Dataset Exploration:

    AutoInsights helps users quickly assess the structure and quality of their datasets.

    Dataset Information: Provides an overview of column data types and memory usage.
    Summary Statistics: Displays essential descriptive statistics for numerical columns.
    First and Last Records: Quickly checks the first and last 10 rows of the dataset.
    Missing Values Report: Identifies missing data to assist in preprocessing.

Comprehensive Visualizations:

    AutoInsights includes a wide range of visualization functions to help users better understand data distributions and relationships.
    
    i. Numerical Data Visualizations:

    Histograms: Displays the distribution of numerical columns.
    Boxplots: Identifies outliers and data spread.
    Line Plots: Exhibits interdependancies between numerical features.
    Scatter Plots: Shows relationships between numerical variables.

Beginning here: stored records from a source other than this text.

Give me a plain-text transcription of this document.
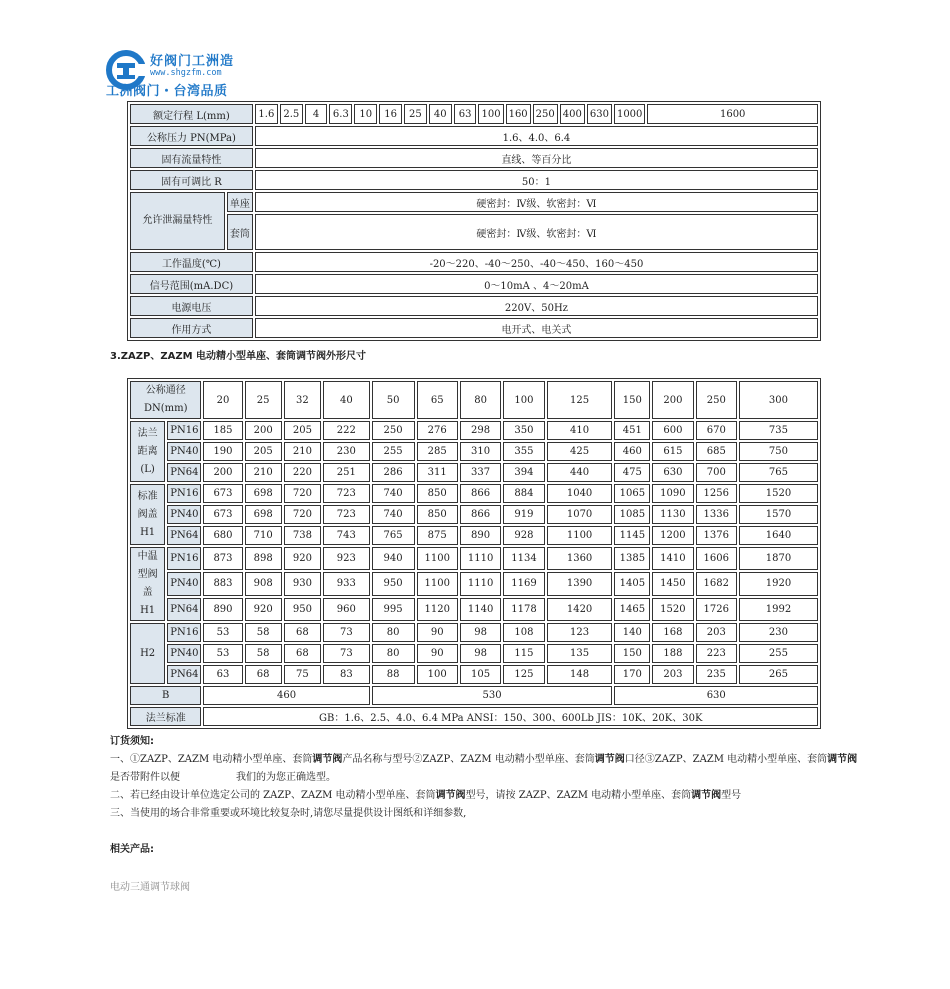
好阀门工洲造
www.shgzfm.com
工洲阀门・台湾品质
额定行程 L(mm)		1.6	2.5	4	6.3	10	16	25	40	63	100	160	250	400	630	1000	1600
公称压力 PN(MPa)		1.6、4.0、6.4															
固有流量特性		直线、等百分比															
固有可调比 R		50：1															
允许泄漏量特性	单座	硬密封：Ⅳ级、软密封：Ⅵ															
	套筒	硬密封：Ⅳ级、软密封：Ⅵ															
工作温度(℃)		-20～220、-40～250、-40～450、160～450															
信号范围(mA.DC)		0～10mA 、4～20mA															
电源电压		220V、50Hz															
作用方式		电开式、电关式															
3.ZAZP、ZAZM 电动精小型单座、套筒调节阀外形尺寸
公称通径 DN(mm)		20	25	32	40	50	65	80	100	125	150	200	250	300
法兰距离(L)	PN16	185	200	205	222	250	276	298	350	410	451	600	670	735
	PN40	190	205	210	230	255	285	310	355	425	460	615	685	750
	PN64	200	210	220	251	286	311	337	394	440	475	630	700	765
标准阀盖 H1	PN16	673	698	720	723	740	850	866	884	1040	1065	1090	1256	1520
	PN40	673	698	720	723	740	850	866	919	1070	1085	1130	1336	1570
	PN64	680	710	738	743	765	875	890	928	1100	1145	1200	1376	1640
中温型阀盖 H1	PN16	873	898	920	923	940	1100	1110	1134	1360	1385	1410	1606	1870
	PN40	883	908	930	933	950	1100	1110	1169	1390	1405	1450	1682	1920
	PN64	890	920	950	960	995	1120	1140	1178	1420	1465	1520	1726	1992
H2	PN16	53	58	68	73	80	90	98	108	123	140	168	203	230
	PN40	53	58	68	73	80	90	98	115	135	150	188	223	255
	PN64	63	68	75	83	88	100	105	125	148	170	203	235	265
B		460				530					630			
法兰标准		GB：1.6、2.5、4.0、6.4 MPa ANSI：150、300、600Lb JIS：10K、20K、30K												

订货须知:

一、①ZAZP、ZAZM 电动精小型单座、套筒调节阀产品名称与型号②ZAZP、ZAZM 电动精小型单座、套筒调节阀口径③ZAZP、ZAZM 电动精小型单座、套筒调节阀

是否带附件以便	我们的为您正确选型。

二、若已经由设计单位选定公司的 ZAZP、ZAZM 电动精小型单座、套筒调节阀型号，请按 ZAZP、ZAZM 电动精小型单座、套筒调节阀型号

三、当使用的场合非常重要或环境比较复杂时,请您尽量提供设计图纸和详细参数,

相关产品:
电动三通调节球阀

    ii. Categorical Data Visualizations:

    Count Plots: Displays the frequency of different categories.
    Bar Charts: Visualizes categorical distributions.
    Pie Charts: Represents categorical proportions.

    iii. Advanced Visualizations:

    Correlation Heatmap: Displays the relationships between numerical features using a heatmap.
    Pairplot: Generates scatter plots between all numerical variables for pairwise comparison.

Installation:

    To install AutoInsights directly from GitHub, run: pip install git+https://github.com/Akashdtech/AutoInsights-Python-Package.git

Initial Dataset Exploration:

    from autoinsights import AutoInsights
    import pandas as pd

    # Load dataset
    df = pd.read_csv("your_dataset.csv")

    # Initialize AutoInsights
    insights = AutoInsights(df)

    # Explore dataset (prints summary statistics, missing values, and sample records)
    insights.explore_dataset()

Generate All Visualizations at once for the entire dataset:

    insights.generate_all_plots()

Generate Visualization for all the respective columns in the entire dataset:

    insights.plot_histograms()
    insights.plot_boxplots()
    
    insights.plot_correlation_heatmap()
    insights.plot_pairplot()
    
    insights.plot_categorical_counts()
    insights.plot_bar_charts()
    insights.plot_pie_charts()

Generate Visualizations for Specific Columns:
    
    # For Numerical Columns>

    insights.plot_histogram("column_name")
    insights.plot_line_plot("column1", "column2")
    insights.plot_scatter_plot("column1", "column2")
    insights.plot_boxplot("column_name")

    # For Categorical Columns>

    insights.plot_categorical_count("column_name")
    insights.plot_bar_chart("column_name")
    insights.plot_pie_chart("column_name")

Why Use AutoInsights?

    Time-Saving: Automates dataset exploration and visualization.
    Easy-to-Use: Simple function calls with minimal configuration.
    Comprehensive: Covers both numerical and categorical data insights.
    Customizable: Allows visualization of specific columns.